Pasal 390 KUHP berbunyi sebagai berikut: “Barang siapa dengan maksud hendak menguntungkan diri sendiri atau orang lain dengan melawan hak menurunkan atau menaikkan harga barang dagangan, fonds atau surat berharga uang dengan menyiarkan kabar bohong, dihukum penjara selama-lamanya dua tahun delapan bulan.”
Mengenai berita bohong juga terdapat pada Pasal 14 dan Pasal 15 Undang-Undang Nomor 1 Tahun 1946 tentang Peraturan Hukum Pidana (“UU 1/1946”), yakni: Barangsiapa, dengan menyiarkan berita atau pemberitahuan bohong, dengan sengaja menerbitkan keonaran dikalangan rakyat, dihukum dengan hukuman penjara setinggi-tingginya sepuluh tahun.
Barangsiapa menyiarkan suatu berita atau mengeluarkan pemberitahuan yang dapat menerbitkan keonaran dikalangan rakyat, sedangkan ia patut dapat menyangka bahwa berita atau pemberitahuan itu adalah bohong, dihukum dengan penjara setinggi-tingginya tiga tahun.
Pasal 15 UU 1/1946, Barangsiapa menyiarkan kabar yang tidak pasti atau kabar yang berkelebihan atau yang tidak lengkap, sedangkan ia mengerti setidak-tidaknya patut dapat menduga bahwa kabar demikian akan atau sudah dapat menerbitkan keonaran dikalangan rakyat, dihukum dengan hukuman penjara setinggi, tingginya dua tahun Dengan mengetahui bahwa adanya aturan yang mengatur mengenai berita bohong atau hoaks.
Maka menurut pendapat penulis jika hal ini dikaitkan dengan kasus pada tolak UU Cipta Kerja yang melibatkan seorang wanita yang berada di Makassar dengan pernayataan di pihak yang berwajib bahwa telah melakukan penyebaran berbita bohohong tertanggal 8 oktober 2020 sedangkan masa turun kejalan sejak tanggal 6 oktober 2020 yang dikenakan pasal 14 ayat (1) UU 1/ 1946 tentang Peraturan Hukum Pidana.

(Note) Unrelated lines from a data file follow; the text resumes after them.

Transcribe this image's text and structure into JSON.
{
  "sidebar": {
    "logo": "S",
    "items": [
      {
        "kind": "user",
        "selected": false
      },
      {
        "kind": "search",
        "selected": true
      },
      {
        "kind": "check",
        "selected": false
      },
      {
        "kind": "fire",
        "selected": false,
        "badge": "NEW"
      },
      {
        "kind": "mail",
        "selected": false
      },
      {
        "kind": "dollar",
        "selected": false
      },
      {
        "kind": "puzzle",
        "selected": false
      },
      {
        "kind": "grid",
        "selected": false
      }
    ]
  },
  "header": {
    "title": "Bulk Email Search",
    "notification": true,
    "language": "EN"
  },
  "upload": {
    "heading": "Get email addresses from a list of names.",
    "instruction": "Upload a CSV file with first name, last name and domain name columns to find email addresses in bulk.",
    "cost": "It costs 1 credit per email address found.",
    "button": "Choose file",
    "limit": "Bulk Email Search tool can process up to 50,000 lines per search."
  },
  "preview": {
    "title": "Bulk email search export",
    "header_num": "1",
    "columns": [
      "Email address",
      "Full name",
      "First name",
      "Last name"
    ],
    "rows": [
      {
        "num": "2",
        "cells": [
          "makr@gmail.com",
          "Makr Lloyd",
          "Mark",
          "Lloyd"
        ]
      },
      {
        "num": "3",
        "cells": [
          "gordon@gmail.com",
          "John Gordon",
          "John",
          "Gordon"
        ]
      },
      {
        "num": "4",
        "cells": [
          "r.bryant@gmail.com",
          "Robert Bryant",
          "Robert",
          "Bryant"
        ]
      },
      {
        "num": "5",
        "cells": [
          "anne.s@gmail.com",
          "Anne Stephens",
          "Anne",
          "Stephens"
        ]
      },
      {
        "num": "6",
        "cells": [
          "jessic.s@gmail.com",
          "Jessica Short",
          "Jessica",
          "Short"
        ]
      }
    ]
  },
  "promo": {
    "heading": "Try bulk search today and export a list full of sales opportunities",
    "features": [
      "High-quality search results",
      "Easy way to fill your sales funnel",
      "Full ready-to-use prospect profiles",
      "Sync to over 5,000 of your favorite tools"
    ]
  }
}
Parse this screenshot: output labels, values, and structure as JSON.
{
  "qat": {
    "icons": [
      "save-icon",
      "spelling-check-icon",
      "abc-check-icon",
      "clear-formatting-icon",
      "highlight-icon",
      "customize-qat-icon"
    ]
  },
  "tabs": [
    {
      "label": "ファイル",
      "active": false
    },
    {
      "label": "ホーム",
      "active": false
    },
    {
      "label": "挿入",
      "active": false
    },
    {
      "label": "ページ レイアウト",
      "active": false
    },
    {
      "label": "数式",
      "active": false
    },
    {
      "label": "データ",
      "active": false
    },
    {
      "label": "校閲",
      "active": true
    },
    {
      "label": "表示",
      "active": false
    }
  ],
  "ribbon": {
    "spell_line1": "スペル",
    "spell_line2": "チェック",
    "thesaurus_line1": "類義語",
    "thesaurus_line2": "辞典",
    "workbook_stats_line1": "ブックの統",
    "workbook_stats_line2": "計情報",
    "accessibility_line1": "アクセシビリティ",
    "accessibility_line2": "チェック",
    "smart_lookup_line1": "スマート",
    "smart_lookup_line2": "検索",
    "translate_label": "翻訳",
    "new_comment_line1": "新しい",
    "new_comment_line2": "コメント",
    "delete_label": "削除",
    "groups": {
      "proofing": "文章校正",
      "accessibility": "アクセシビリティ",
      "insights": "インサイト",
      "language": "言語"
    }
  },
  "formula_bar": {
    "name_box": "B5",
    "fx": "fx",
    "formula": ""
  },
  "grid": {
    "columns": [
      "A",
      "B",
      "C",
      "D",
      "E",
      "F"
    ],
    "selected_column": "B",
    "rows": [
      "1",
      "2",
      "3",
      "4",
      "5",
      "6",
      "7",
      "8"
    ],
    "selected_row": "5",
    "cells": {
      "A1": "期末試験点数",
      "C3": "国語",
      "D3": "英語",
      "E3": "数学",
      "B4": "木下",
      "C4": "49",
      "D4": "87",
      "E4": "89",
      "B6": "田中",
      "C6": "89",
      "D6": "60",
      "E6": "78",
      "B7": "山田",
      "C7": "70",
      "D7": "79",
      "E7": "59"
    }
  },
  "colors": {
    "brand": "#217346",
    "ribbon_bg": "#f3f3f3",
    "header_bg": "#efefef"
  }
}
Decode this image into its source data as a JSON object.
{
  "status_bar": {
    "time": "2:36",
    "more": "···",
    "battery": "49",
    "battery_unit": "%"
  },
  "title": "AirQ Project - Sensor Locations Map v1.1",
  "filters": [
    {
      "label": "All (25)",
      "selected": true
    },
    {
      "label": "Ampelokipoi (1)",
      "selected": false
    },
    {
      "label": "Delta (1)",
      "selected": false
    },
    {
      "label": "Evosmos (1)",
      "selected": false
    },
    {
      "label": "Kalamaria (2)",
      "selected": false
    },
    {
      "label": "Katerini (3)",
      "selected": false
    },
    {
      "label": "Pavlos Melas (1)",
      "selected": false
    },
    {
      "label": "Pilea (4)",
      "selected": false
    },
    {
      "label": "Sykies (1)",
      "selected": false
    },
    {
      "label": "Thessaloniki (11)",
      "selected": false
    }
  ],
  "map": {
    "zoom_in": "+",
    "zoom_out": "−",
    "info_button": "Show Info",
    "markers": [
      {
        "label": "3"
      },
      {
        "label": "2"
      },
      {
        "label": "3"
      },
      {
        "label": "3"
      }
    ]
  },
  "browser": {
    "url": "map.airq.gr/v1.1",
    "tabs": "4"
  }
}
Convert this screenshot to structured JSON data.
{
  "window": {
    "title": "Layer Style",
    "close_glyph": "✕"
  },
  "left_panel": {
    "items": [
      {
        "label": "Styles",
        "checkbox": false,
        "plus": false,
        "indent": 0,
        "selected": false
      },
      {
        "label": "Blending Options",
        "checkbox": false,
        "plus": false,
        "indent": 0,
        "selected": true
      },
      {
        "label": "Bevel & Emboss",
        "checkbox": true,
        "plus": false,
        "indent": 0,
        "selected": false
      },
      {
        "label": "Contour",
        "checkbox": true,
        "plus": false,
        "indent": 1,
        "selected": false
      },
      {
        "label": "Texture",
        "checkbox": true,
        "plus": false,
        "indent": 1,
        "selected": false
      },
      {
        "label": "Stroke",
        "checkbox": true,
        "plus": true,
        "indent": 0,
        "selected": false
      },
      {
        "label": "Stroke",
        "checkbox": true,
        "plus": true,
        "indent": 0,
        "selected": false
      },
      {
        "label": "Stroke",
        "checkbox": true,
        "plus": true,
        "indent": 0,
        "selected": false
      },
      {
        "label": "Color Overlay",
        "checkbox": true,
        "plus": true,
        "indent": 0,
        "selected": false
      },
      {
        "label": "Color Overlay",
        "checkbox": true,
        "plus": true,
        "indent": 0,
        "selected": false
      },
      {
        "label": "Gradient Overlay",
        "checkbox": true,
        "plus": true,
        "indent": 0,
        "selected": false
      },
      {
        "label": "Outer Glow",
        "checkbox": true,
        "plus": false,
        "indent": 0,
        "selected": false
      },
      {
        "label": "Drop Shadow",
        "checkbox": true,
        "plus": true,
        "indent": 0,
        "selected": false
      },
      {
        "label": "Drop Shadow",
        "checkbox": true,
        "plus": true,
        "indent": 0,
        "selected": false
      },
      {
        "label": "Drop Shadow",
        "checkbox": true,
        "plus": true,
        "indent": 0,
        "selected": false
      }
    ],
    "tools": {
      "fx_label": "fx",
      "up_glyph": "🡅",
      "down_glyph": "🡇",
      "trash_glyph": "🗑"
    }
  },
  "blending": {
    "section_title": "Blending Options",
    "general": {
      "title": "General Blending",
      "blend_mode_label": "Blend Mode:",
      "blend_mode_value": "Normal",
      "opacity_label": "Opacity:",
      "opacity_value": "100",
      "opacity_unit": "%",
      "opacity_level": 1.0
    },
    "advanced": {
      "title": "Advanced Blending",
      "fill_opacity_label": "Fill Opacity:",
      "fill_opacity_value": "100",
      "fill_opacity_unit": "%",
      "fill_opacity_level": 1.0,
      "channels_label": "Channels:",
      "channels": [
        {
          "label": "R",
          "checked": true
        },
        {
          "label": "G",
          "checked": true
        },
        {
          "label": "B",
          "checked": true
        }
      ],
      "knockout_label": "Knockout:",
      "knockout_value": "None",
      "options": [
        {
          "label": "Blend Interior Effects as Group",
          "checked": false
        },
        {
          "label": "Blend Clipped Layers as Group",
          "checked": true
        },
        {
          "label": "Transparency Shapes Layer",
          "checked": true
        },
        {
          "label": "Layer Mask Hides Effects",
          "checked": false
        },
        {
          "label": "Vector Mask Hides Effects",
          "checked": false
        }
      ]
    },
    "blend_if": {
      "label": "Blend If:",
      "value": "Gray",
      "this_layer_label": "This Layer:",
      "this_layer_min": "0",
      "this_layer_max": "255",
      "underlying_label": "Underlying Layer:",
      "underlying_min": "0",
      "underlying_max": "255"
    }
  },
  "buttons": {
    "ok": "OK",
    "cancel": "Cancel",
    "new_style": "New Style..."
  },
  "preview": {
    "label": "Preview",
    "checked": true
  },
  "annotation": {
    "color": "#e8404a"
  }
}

Jika dikaji lebih dalam bahwa maksud dari poin tersebut, maka seseorang tidak dapat dikatakan sebagai penyebar hoaks karena memang dari pemerintah sendiri belum menentukan dan menetapkan draft UU Cipta kerja, hal ini di karenakan ada dua versi dari UU cipta kerja tersebut ada yang jumlah halamannya 1028 halamn dan ada yang 905 halaman.
Pada kenyataannya bahwa drafnya belum dinyatakan final, serta masyarakat belum dapat di akses melalui laman DPR RI, hal ini tentu membuat kita tercengang karena sudah ada yang ditetapkan sebagai penyebar hoaks.
Tidak dapat secara serta merta menyatakan orang tersebut sebagai penyebar hoak atau bukan atau dengan kata lain ia bersalah atau tidak karena memang tidak ada tolak ukur untuk menyatakannya.
Perlu kita ketahui bersama bahwa justifikasi atau pembuktian sesuatu dapat dikatakan sebagai Hoaks atau berita bohong ialah ketika memang sudah ada dasar atau tolak ukurnya agar mampu menilai sesuatu itu benar atau salah.